A ce stade de la nuit, Maylis de Kerangal

Le 3 octobre 2013, une embarcation transportant des migrants clandestins africains fait naufrage aux larges des côtes siciliennes. L’écriture naît de cette tragédie, de ce mot entendu à la radio dans la nuit : LAMPEDUSA. Neuf lettres, quatre syllabes qui suscitent l’imaginaire, d’où jaillissent des images contradictoires, des souvenirs et des interrogations sur notre monde et sur la littérature. De quoi Lampedusa est-il le nom ? A cette question Maylis de Kerangal donne des réponses successives, en nous conviant, dans l’intimité nocturne de sa cuisine, à une réflexion par étapes.

Paradoxalement, ce mot évoque d’abord un film de légende, Le Guépard de Visconti, adapté du roman de Giuseppe Tomasi di Lampedusa. L’auteure confronte ainsi deux figures apparemment inconciliables : celles du prince Salina – le héros du Guépard – et celle du migrant. Mais ces deux images finissent par se rejoindre, puisqu’il s’agit toujours de l’histoire d’un naufrage. Naufrage d’un homme – le prince Salina qui sent la mort approcher –, naufrages des hommes entassés sur des embarcations de fortune et d’un monde : l’aristocratie sicilienne moribonde ou la vieille Europe repliée sur elle-même. De ces deux figures antithétiques du prince et du migrant, Burt Lancaster est l’incarnation à travers ses rôles cinématographiques comme à travers son histoire personnelle : migrant irlandais devenu star de cinéma.
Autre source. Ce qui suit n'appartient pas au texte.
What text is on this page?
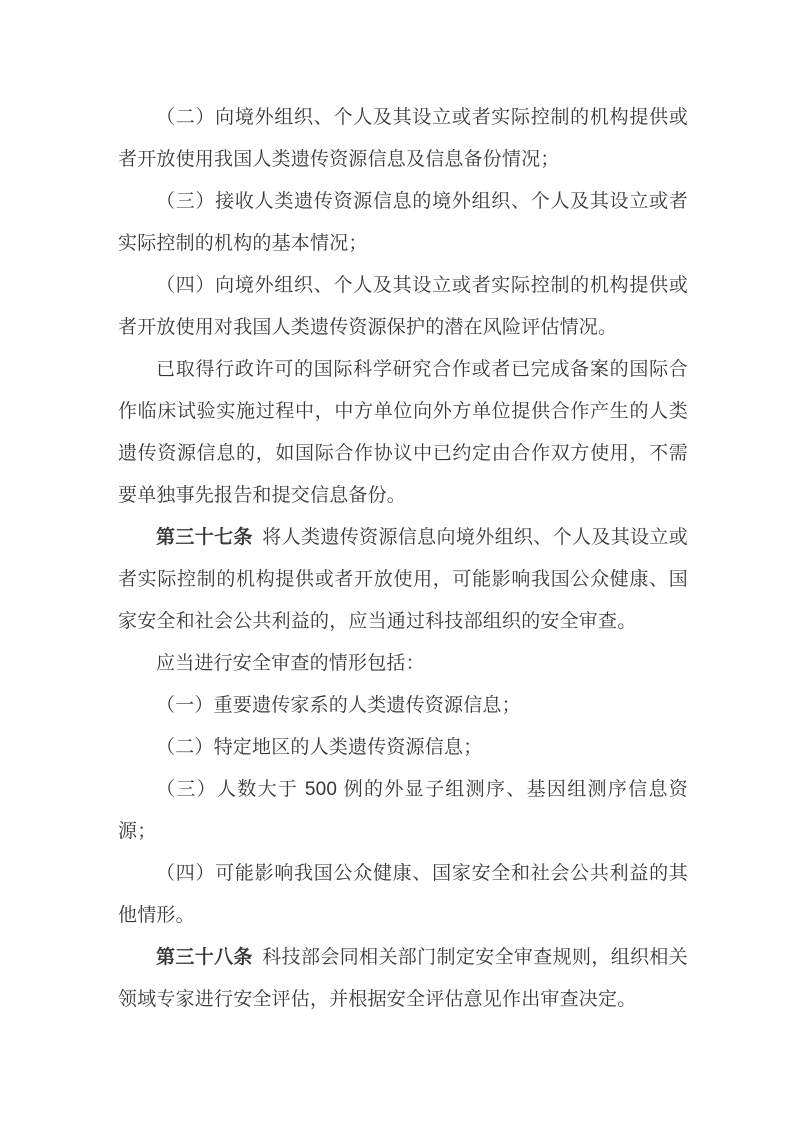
（二）向境外组织、个人及其设立或者实际控制的机构提供或者开放使用我国人类遗传资源信息及信息备份情况；

（三）接收人类遗传资源信息的境外组织、个人及其设立或者实际控制的机构的基本情况；

（四）向境外组织、个人及其设立或者实际控制的机构提供或者开放使用对我国人类遗传资源保护的潜在风险评估情况。

已取得行政许可的国际科学研究合作或者已完成备案的国际合作临床试验实施过程中，中方单位向外方单位提供合作产生的人类遗传资源信息的，如国际合作协议中已约定由合作双方使用，不需要单独事先报告和提交信息备份。

第三十七条 将人类遗传资源信息向境外组织、个人及其设立或者实际控制的机构提供或者开放使用，可能影响我国公众健康、国家安全和社会公共利益的，应当通过科技部组织的安全审查。

应当进行安全审查的情形包括：

（一）重要遗传家系的人类遗传资源信息；

（二）特定地区的人类遗传资源信息；

（三）人数大于 500 例的外显子组测序、基因组测序信息资源；

（四）可能影响我国公众健康、国家安全和社会公共利益的其他情形。

第三十八条 科技部会同相关部门制定安全审查规则，组织相关领域专家进行安全评估，并根据安全评估意见作出审查决定。
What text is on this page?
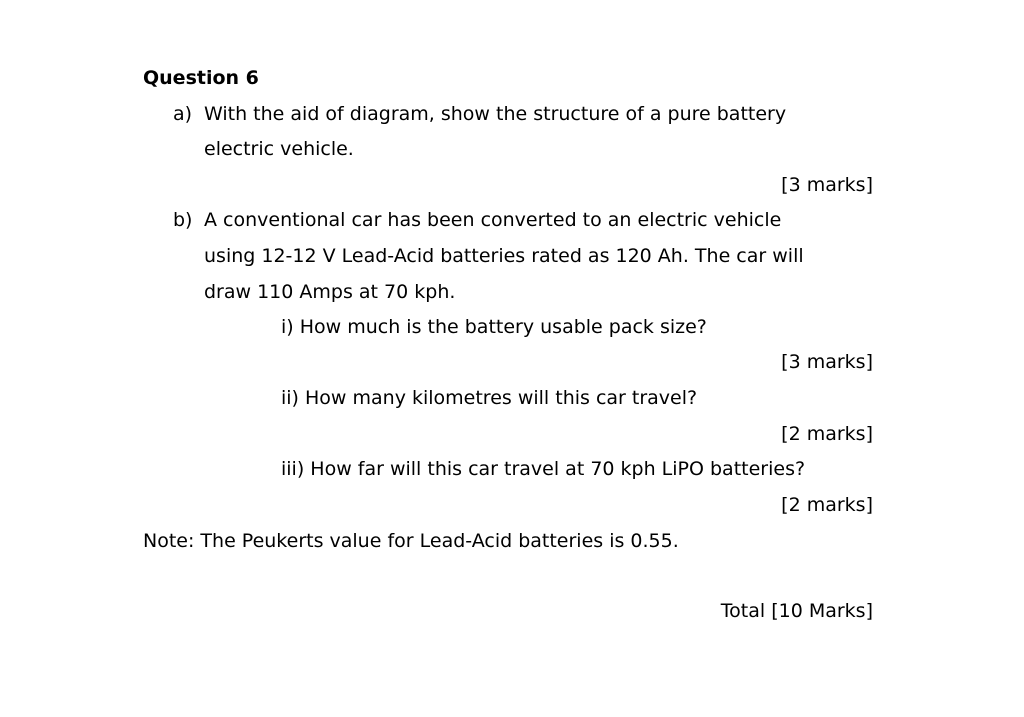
Question 6
a) With the aid of diagram, show the structure of a pure battery
electric vehicle.
[3 marks]
b) A conventional car has been converted to an electric vehicle
using 12-12 V Lead-Acid batteries rated as 120 Ah. The car will
draw 110 Amps at 70 kph.
i) How much is the battery usable pack size?
[3 marks]
ii) How many kilometres will this car travel?
[2 marks]
iii) How far will this car travel at 70 kph LiPO batteries?
[2 marks]
Note: The Peukerts value for Lead-Acid batteries is 0.55.
Total [10 Marks]
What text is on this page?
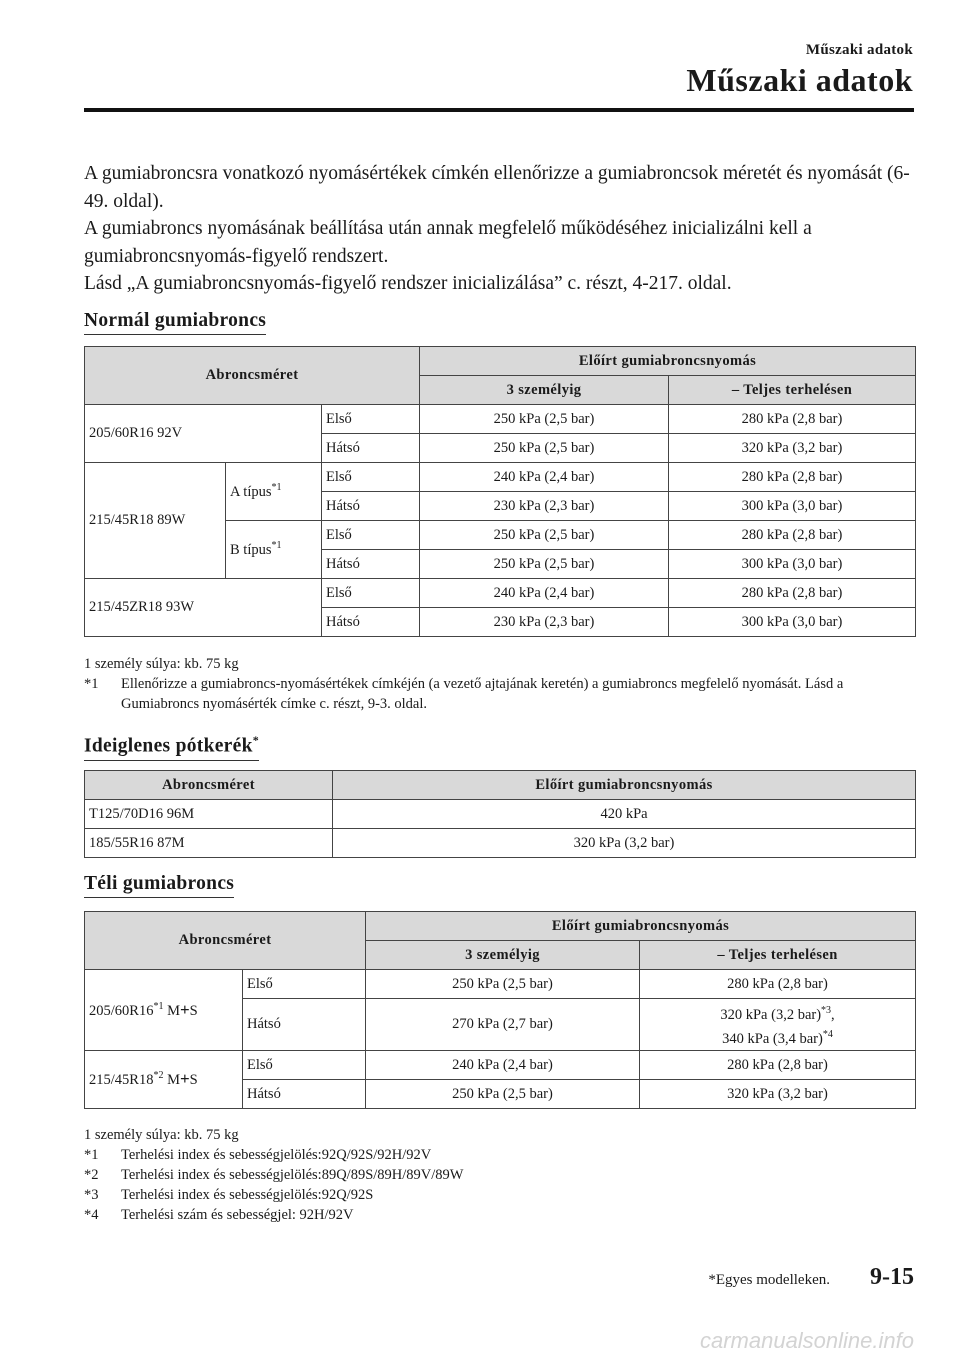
Műszaki adatok
Műszaki adatok

A gumiabroncsra vonatkozó nyomásértékek címkén ellenőrizze a gumiabroncsok méretét és nyomását (6-49. oldal).

A gumiabroncs nyomásának beállítása után annak megfelelő működéséhez inicializálni kell a gumiabroncsnyomás-figyelő rendszert.

Lásd „A gumiabroncsnyomás-figyelő rendszer inicializálása” c. részt, 4-217. oldal.

Normál gumiabroncs
Abroncsméret			Előírt gumiabroncsnyomás	
			3 személyig	– Teljes terhelésen
205/60R16 92V		Első	250 kPa (2,5 bar)	280 kPa (2,8 bar)
		Hátsó	250 kPa (2,5 bar)	320 kPa (3,2 bar)
215/45R18 89W	A típus$^{*1}$	Első	240 kPa (2,4 bar)	280 kPa (2,8 bar)
		Hátsó	230 kPa (2,3 bar)	300 kPa (3,0 bar)
	B típus$^{*1}$	Első	250 kPa (2,5 bar)	280 kPa (2,8 bar)
		Hátsó	250 kPa (2,5 bar)	300 kPa (3,0 bar)
215/45ZR18 93W		Első	240 kPa (2,4 bar)	280 kPa (2,8 bar)
		Hátsó	230 kPa (2,3 bar)	300 kPa (3,0 bar)
1 személy súlya: kb. 75 kg
*1	Ellenőrizze a gumiabroncs-nyomásértékek címkéjén (a vezető ajtajának keretén) a gumiabroncs megfelelő nyomását. Lásd a Gumiabroncs nyomásérték címke c. részt, 9-3. oldal.
Ideiglenes pótkerék*
Abroncsméret	Előírt gumiabroncsnyomás
T125/70D16 96M	420 kPa
185/55R16 87M	320 kPa (3,2 bar)
Téli gumiabroncs
Abroncsméret		Előírt gumiabroncsnyomás	
		3 személyig	– Teljes terhelésen
205/60R16$^{*1}$ M+S	Első	250 kPa (2,5 bar)	280 kPa (2,8 bar)
	Hátsó	270 kPa (2,7 bar)	320 kPa (3,2 bar)$^{*3}$,
340 kPa (3,4 bar)$^{*4}$

215/45R18$^{*2}$ M+S	Első	240 kPa (2,4 bar)	280 kPa (2,8 bar)
	Hátsó	250 kPa (2,5 bar)	320 kPa (3,2 bar)
1 személy súlya: kb. 75 kg
*1	Terhelési index és sebességjelölés:92Q/92S/92H/92V
*2	Terhelési index és sebességjelölés:89Q/89S/89H/89V/89W
*3	Terhelési index és sebességjelölés:92Q/92S
*4	Terhelési szám és sebességjel: 92H/92V
*Egyes modelleken. 9-15
carmanualsonline.info
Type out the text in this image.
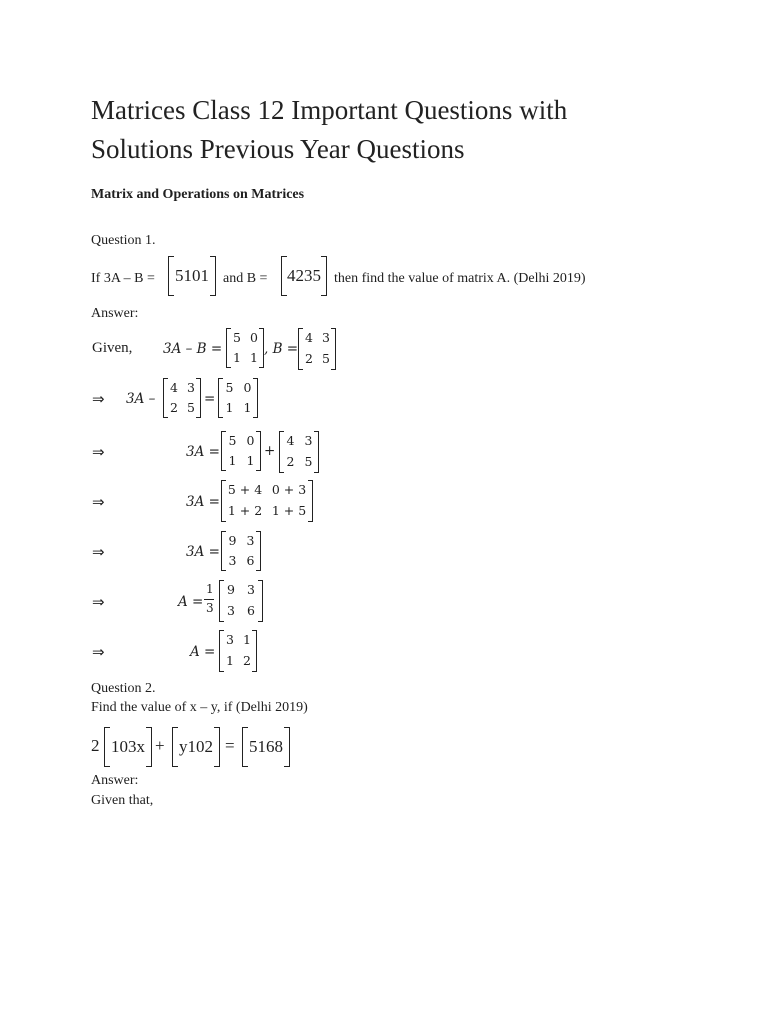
Matrices Class 12 Important Questions with
Solutions Previous Year Questions
Matrix and Operations on Matrices
Question 1.
If 3A – B =	5101	and B =	4235 then find the value of matrix A. (Delhi 2019)
Answer:
Given, 3A – B =
5 0
1 1
, B =
4 3
2 5
⇒ 3A –
4 3
2 5
=
5 0
1 1
⇒	3A =
5 0
1 1
+
4 3
2 5
⇒	3A =
5 + 4 0 + 3
1 + 2 1 + 5
⇒	3A =
9 3
3 6
⇒	A =
1
3
9 3
3 6
⇒	A =
3 1
1 2
Question 2.
Find the value of x – y, if (Delhi 2019)
2 103x + y102 = 5168
Answer:
Given that,
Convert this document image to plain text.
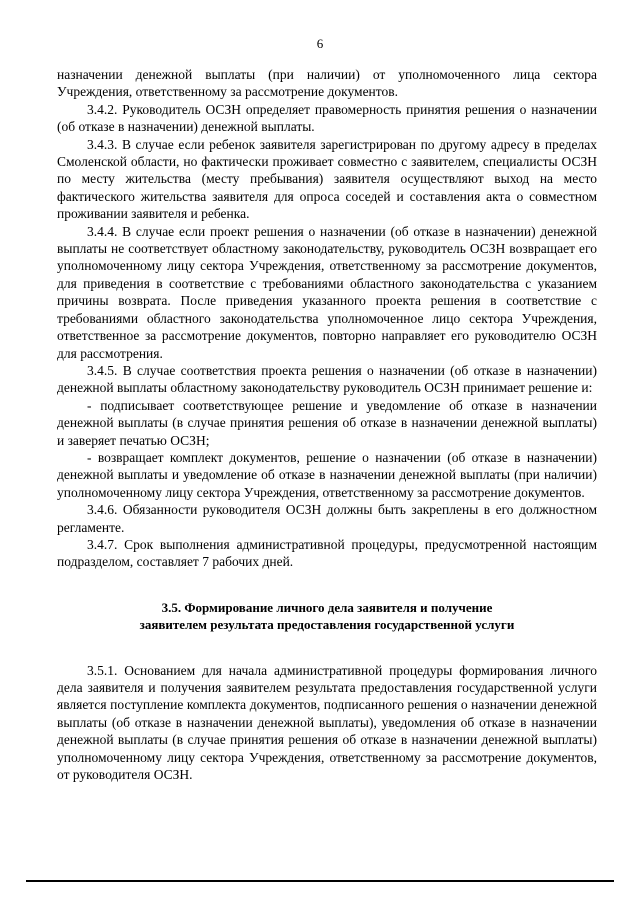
6

назначении денежной выплаты (при наличии) от уполномоченного лица сектора Учреждения, ответственному за рассмотрение документов.

3.4.2. Руководитель ОСЗН определяет правомерность принятия решения о назначении (об отказе в назначении) денежной выплаты.

3.4.3. В случае если ребенок заявителя зарегистрирован по другому адресу в пределах Смоленской области, но фактически проживает совместно с заявителем, специалисты ОСЗН по месту жительства (месту пребывания) заявителя осуществляют выход на место фактического жительства заявителя для опроса соседей и составления акта о совместном проживании заявителя и ребенка.

3.4.4. В случае если проект решения о назначении (об отказе в назначении) денежной выплаты не соответствует областному законодательству, руководитель ОСЗН возвращает его уполномоченному лицу сектора Учреждения, ответственному за рассмотрение документов, для приведения в соответствие с требованиями областного законодательства с указанием причины возврата. После приведения указанного проекта решения в соответствие с требованиями областного законодательства уполномоченное лицо сектора Учреждения, ответственное за рассмотрение документов, повторно направляет его руководителю ОСЗН для рассмотрения.

3.4.5. В случае соответствия проекта решения о назначении (об отказе в назначении) денежной выплаты областному законодательству руководитель ОСЗН принимает решение и:

- подписывает соответствующее решение и уведомление об отказе в назначении денежной выплаты (в случае принятия решения об отказе в назначении денежной выплаты) и заверяет печатью ОСЗН;

- возвращает комплект документов, решение о назначении (об отказе в назначении) денежной выплаты и уведомление об отказе в назначении денежной выплаты (при наличии) уполномоченному лицу сектора Учреждения, ответственному за рассмотрение документов.

3.4.6. Обязанности руководителя ОСЗН должны быть закреплены в его должностном регламенте.

3.4.7. Срок выполнения административной процедуры, предусмотренной настоящим подразделом, составляет 7 рабочих дней.

3.5. Формирование личного дела заявителя и получение
заявителем результата предоставления государственной услуги

3.5.1. Основанием для начала административной процедуры формирования личного дела заявителя и получения заявителем результата предоставления государственной услуги является поступление комплекта документов, подписанного решения о назначении денежной выплаты (об отказе в назначении денежной выплаты), уведомления об отказе в назначении денежной выплаты (в случае принятия решения об отказе в назначении денежной выплаты) уполномоченному лицу сектора Учреждения, ответственному за рассмотрение документов, от руководителя ОСЗН.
Mais le nom de Lampedusa est aussi celui de l’île sicilienne et de l’auteur du Guépard, ce qui amène la narratrice à s’interroger sur les rapports entre les lieux, les livres et leurs auteurs : « Je me dis parfois qu’écrire c’est instaurer un paysage. » Parce qu’un livre est au fond, comme une île, un territoire, un lieu étranger qui devient nôtre lorsqu’on y accoste et qu’on l’investit. Parce que c’est toujours le regard, la mémoire qui transforment les mots en récit et le lieu en paysage. On sait que la géographie est au cœur des romans de Maylis de Kerangal, que ce soit la corniche surplombant la Méditerranée ou les paysages traversés par le transsibérien, et l’on apprend au passage qu’un lieu se nomme Maylis, un autre Kerangal. On sait aussi combien l’empathie, l’humanité est présente dans ses récits et, grâce aux gestes des insulaires, Lampedusa peut être synonyme d’hospitalité.

Le livre procède par glissements de sens comme autant de cercles concentriques qui déploient les résonances du mot. Les chapitres reprennent le titre en écho, sans majuscule initiale puisque tout s’enchaîne dans ce huis clos de la nuit. Le texte se déroule en un flot continu, comme une longue rêverie entrecoupée de phrases nominales, de mots entendus à la radio. Des images et des temps se superposent : les corps entassés dans un cargo renvoient à la traite négrière, les hommes échoués à Ulysse et au mythe des Sirènes dans une odyssée tragique.

Ce texte bref et inclassable tient à la fois de la chronique en réaction à l’actualité et de l’esquisse autobiographique : l’auteure dit «  je », laisse entrevoir furtivement son quotidien à travers quelques objets, évoque son père au détour d’une phrase…On peut le lire aussi comme un essai, une réflexion sur l’acte d’écrire et sur le rôle des livres face à l’horreur : « Dans la pénombre, les colonnes de livres grimpent comme des plantes, comme des cariatides, elles silhouettent une forêt d’un noir cassis, puissante et pulsatile, un temple hanté de fantômes et de chants. »

 Un petit livre, à lire d’une traite et à relire, pour espérer malgré tout qu’ « à ce stade de la nuit, le jour perce à la fenêtre. »

 A ce stade de la nuit, Maylis de Kerangal, éditions Verticales, 2015, 74 pages.